"King of Fruits", mango is one of the most popular and best-loved fruits worldwide. Hundreds of varieties of mangoes are known to exist in the world. Mangoes have enjoyed a special significance in the culture of South Asia where they have been cultivated for millennia. It has been the national fruit of India, Pakistan, Bangladesh and Philippines. Mangoes have played a part in South Asian life, culture, and folklore ever since. Famous Urdu poet Mirza Asadullah Khan Ghalib was very fond of mangoes. There are many stories concerning his love for mangoes. One day, Ghalib and the Mughal King, Bahadur Shah Zafar, were strolling in the royal gardens. Gazing at the beautiful ripe mangoes on the trees, Ghalib said “Bar sar-e-har daanah ba-navishtah iyaan/Ka-een falaan, ibn-e-falaan, ibn-e-falaan” (On every grain is clearly written the name of the person it is meant for) and said, “I am looking for the mangoes bearing my name and those of my father and grandfather”. Zafar smiled and sent a basketful of mangoes to his house. Ghalib had a lot of fondness for mangoes. His friends and fans often sent him mangoes as gifts. Ghalib even wrote a masnawi, in praise of this amazing fruit. In this poem “Dar sift-e-ambah” (In praise of mangoes), he called them sealed jars of honey.

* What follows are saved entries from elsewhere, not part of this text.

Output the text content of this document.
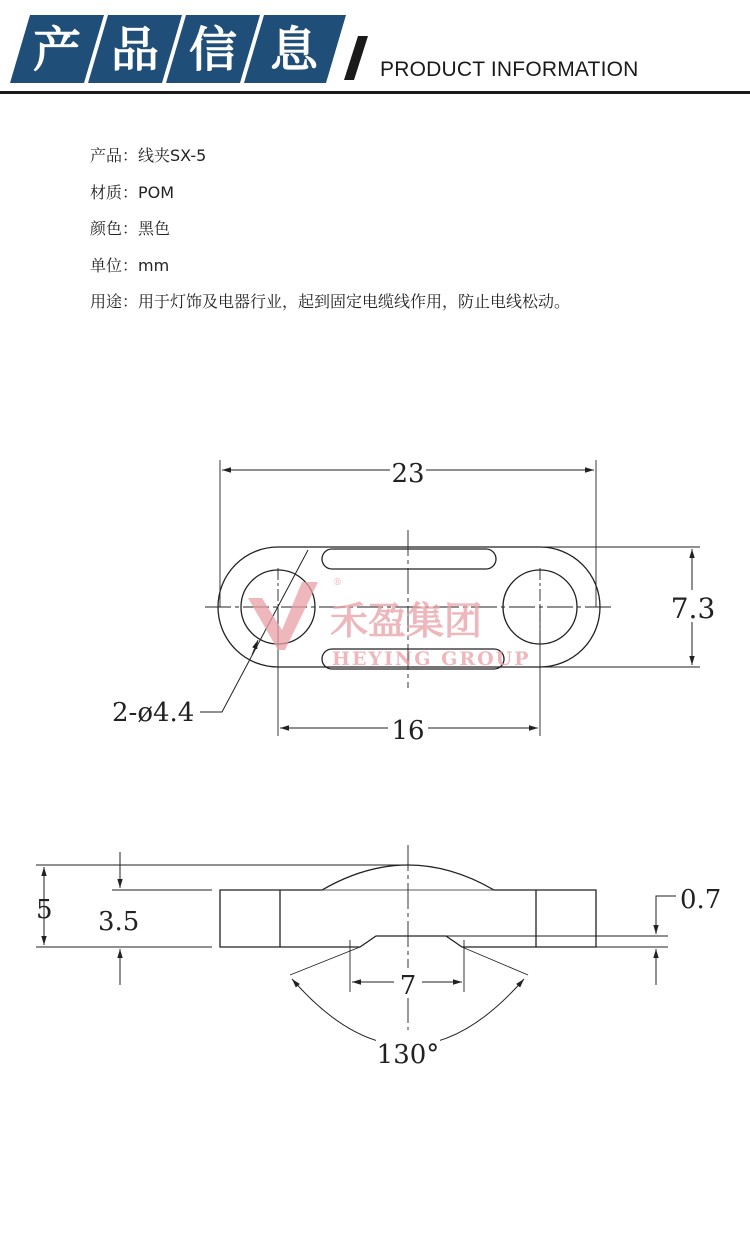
产 品 信 息	PRODUCT INFORMATION
产品：线夹SX-5
材质：POM
颜色：黑色
单位：mm
用途：用于灯饰及电器行业，起到固定电缆线作用，防止电线松动。
®
禾盈集团
HEYING GROUP
23
16
7.3
2-ø4.4
5 3.5
0.7
7
130°
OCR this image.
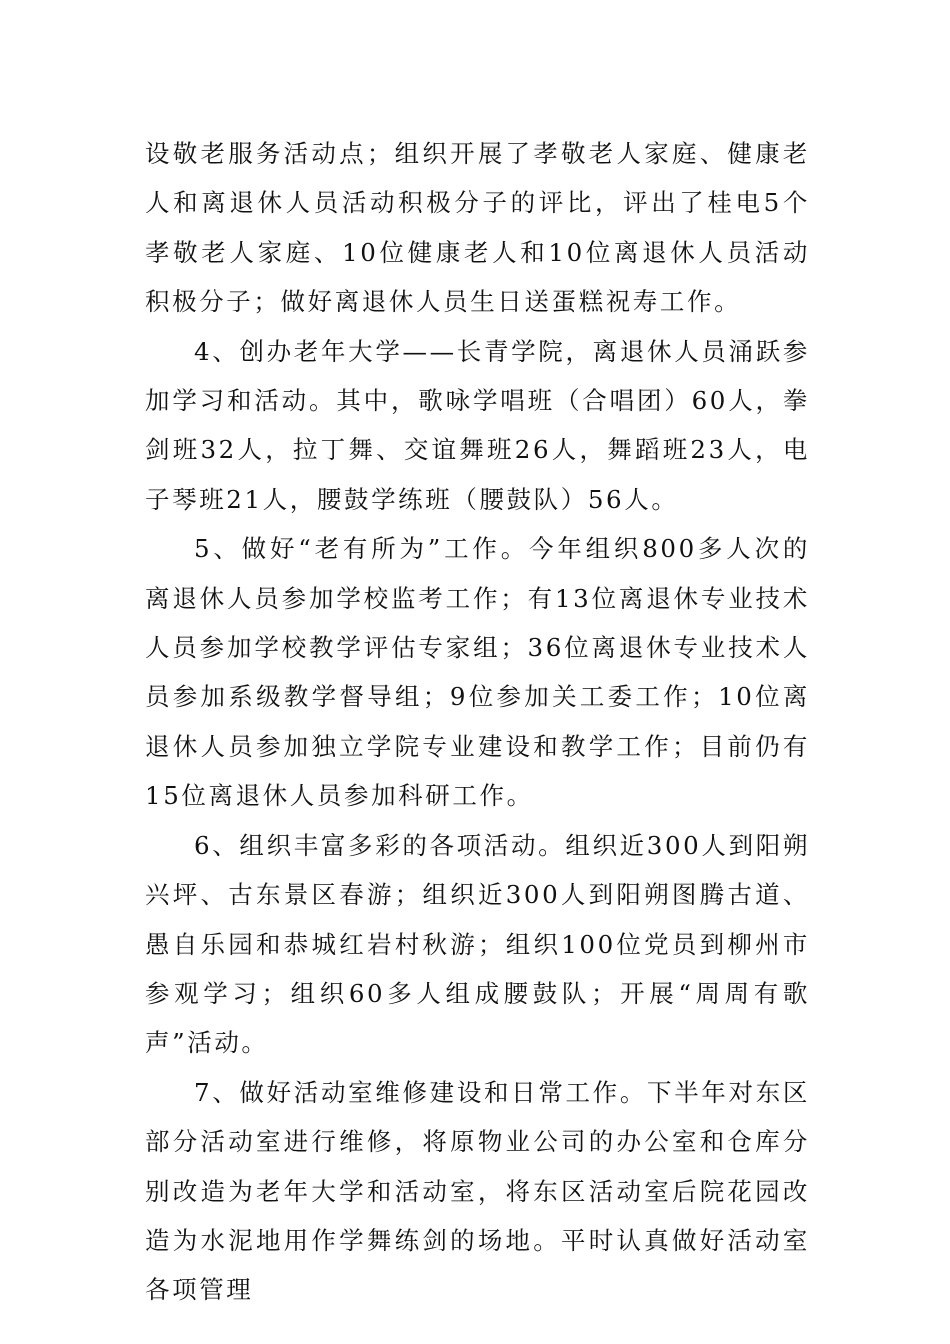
设敬老服务活动点；组织开展了孝敬老人家庭、健康老人和离退休人员活动积极分子的评比，评出了桂电5个孝敬老人家庭、10位健康老人和10位离退休人员活动积极分子；做好离退休人员生日送蛋糕祝寿工作。

4、创办老年大学——长青学院，离退休人员涌跃参加学习和活动。其中，歌咏学唱班（合唱团）60人，拳剑班32人，拉丁舞、交谊舞班26人，舞蹈班23人，电子琴班21人，腰鼓学练班（腰鼓队）56人。

5、做好“老有所为”工作。今年组织800多人次的离退休人员参加学校监考工作；有13位离退休专业技术人员参加学校教学评估专家组；36位离退休专业技术人员参加系级教学督导组；9位参加关工委工作；10位离退休人员参加独立学院专业建设和教学工作；目前仍有15位离退休人员参加科研工作。

6、组织丰富多彩的各项活动。组织近300人到阳朔兴坪、古东景区春游；组织近300人到阳朔图腾古道、愚自乐园和恭城红岩村秋游；组织100位党员到柳州市参观学习；组织60多人组成腰鼓队；开展“周周有歌声”活动。

7、做好活动室维修建设和日常工作。下半年对东区部分活动室进行维修，将原物业公司的办公室和仓库分别改造为老年大学和活动室，将东区活动室后院花园改造为水泥地用作学舞练剑的场地。平时认真做好活动室各项管理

The English word "mango" originated from the Portuguese word "manga", Mango is a fleshy fruit belonging to the genus Mangifera, consisting of numerous species. Native to Southern and Southeast Asia, Mangoes are now also grows in Central and South America, Africa, and Arabia.. From juice to cocktails, appetizers to desserts, ripe and unripe, mangoes are in everything in South Asian cuisine. Mangoes come from an evergreen tree native to Asia, frost-free climate is best for their growth as warm and dry weather is required for the cultivation of the fruit. Therefore the fruit is enjoyed mostly in only. Mango can be grown in large containers and a greenhouse as well. Mango trees are shady in nature. They grow very fast and can reach a height of as much as 65 ft. The life of mango trees is generally very long and some specimens are known to be over 300 years old and still fruiting..Mangoes are rich in Vitamin A, C and D and other antioxidant vitamins. Besides, mangoes have more carotenoids than most other fruits that helps in cold pevention and reduces the risk of cancer and heart disease. They are high in fibre, and contain a small amount of carbohydrates, calcium, iron, potassium and a little protein.
The Indo-Pakistan mangoes are monoembryonic and seedlings differ invariably from each other. The wide variations among the seedling progeny have been responsible for the evolution of several choice varieties in both the countries which have been multiplied by vegetative means and grown on large scale. These varieties have thus been called as “Horticulture Varieties”. There are 450 known Varieties of Mangoes in the world. Some of the more known verities are 'Alphonso' ('Chausa', 'Chinna Rasalu', 'Dashaheri' ('Daseri'), 'Fazli', 'Fernandian', 'Gulabkhas', 'Langda' ('Langra'), 'Neelam', 'Pairi', 'Pedda Rasalu', 'Rajapuri', 'Safeda', 'Suvarnarekha', 'Totapuri', 'Vanraj' and 'Zardalu'.Just as mango varieties are countless they can slosh be eaten in a numerous ways. Some most popular ways to savor a mango is to squeeze the mango gently until it's soft. Poke or bite a small hole at the top end and suck out the mango pulp. Also, one can peel, dice and eat with a fork, spoon, or toothpick.